We assumed it was a film, to begin with.   Then when we looked round for the cameras we couldn’t see anyone other than some doting ginger-haired dick with buck teeth and stripy too-tight trunks focussing on some ghastly child, who was obviously embarrassed to be seen as his daughter even at the age of three.
So, no film.  And by the time we’d come to that momentous conclusion (blame the cuba libras we’d drunk at lunchtime – turn and turn about our rounds and then these boys who seemed to think that we’d be up for it if they coughed up - fat chance!) he’d stopped crawling and lain down, with his eyes closed.
‘Don’t look like he’s sleeping ...’ Vicky was watching him too.
‘Nah ... D’you think he’s OK ... not ... I dunno...’
She was thinking same as me, and less embarrassed about saying it.  ‘Well he’s hardly likely to have just jumped off a slave ship and swum ashore is he?   He’s not even wet!’

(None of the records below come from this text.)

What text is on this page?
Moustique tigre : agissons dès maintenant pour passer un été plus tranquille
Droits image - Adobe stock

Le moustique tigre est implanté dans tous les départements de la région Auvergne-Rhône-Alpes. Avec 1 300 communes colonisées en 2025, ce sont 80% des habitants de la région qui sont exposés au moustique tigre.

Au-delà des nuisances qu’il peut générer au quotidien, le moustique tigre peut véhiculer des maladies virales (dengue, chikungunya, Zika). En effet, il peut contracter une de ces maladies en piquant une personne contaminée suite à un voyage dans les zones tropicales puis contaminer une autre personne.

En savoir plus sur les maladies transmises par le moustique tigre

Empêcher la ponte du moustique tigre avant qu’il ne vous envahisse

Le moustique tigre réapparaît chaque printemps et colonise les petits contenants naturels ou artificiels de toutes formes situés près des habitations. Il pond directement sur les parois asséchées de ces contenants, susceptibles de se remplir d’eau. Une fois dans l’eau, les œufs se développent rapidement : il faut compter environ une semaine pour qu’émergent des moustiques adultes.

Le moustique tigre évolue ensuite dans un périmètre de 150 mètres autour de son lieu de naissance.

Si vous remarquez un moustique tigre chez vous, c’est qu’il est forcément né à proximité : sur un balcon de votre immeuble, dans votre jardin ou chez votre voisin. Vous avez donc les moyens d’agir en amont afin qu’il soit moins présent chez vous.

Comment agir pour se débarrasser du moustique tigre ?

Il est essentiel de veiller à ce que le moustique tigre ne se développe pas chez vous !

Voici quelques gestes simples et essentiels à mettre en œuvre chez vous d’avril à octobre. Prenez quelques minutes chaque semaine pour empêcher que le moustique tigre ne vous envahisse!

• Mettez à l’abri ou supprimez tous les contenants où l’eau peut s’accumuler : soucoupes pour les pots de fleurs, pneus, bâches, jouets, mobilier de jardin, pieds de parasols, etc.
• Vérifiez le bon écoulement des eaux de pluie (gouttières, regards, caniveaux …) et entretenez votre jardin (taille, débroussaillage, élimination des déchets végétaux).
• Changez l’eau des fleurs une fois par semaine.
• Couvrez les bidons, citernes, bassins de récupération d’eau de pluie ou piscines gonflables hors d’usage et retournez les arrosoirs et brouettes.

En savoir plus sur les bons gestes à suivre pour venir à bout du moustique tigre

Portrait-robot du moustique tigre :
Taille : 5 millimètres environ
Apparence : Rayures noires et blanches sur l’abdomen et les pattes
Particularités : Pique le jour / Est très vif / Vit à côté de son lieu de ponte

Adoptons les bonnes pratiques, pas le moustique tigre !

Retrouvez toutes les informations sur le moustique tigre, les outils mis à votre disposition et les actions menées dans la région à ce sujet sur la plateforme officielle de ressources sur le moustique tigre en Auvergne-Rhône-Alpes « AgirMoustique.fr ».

‘Dressed like that he’s come from somewhere hot though, hasn’t he?   Must have.’
‘He’s still not moved ...’
I don’t think we’d’ve left it much longer before getting up and going over to him, check he was all right, because no-one else was taking a blind bit of notice, but suddenly there was all these pounding feet coming along the beach behind us.   Six blokes, all as black as he, all laughing and joking and shouting at him, running towards him.   The one at the back actually hurdled us, our legs, being more unsighted.   But even as he landed there was a sudden quietness, the laughing stopped and the one at the front said ‘Oh sweet Christ, he’s dead.’ 

This was my response to Thinking Ten's Saturday canvas.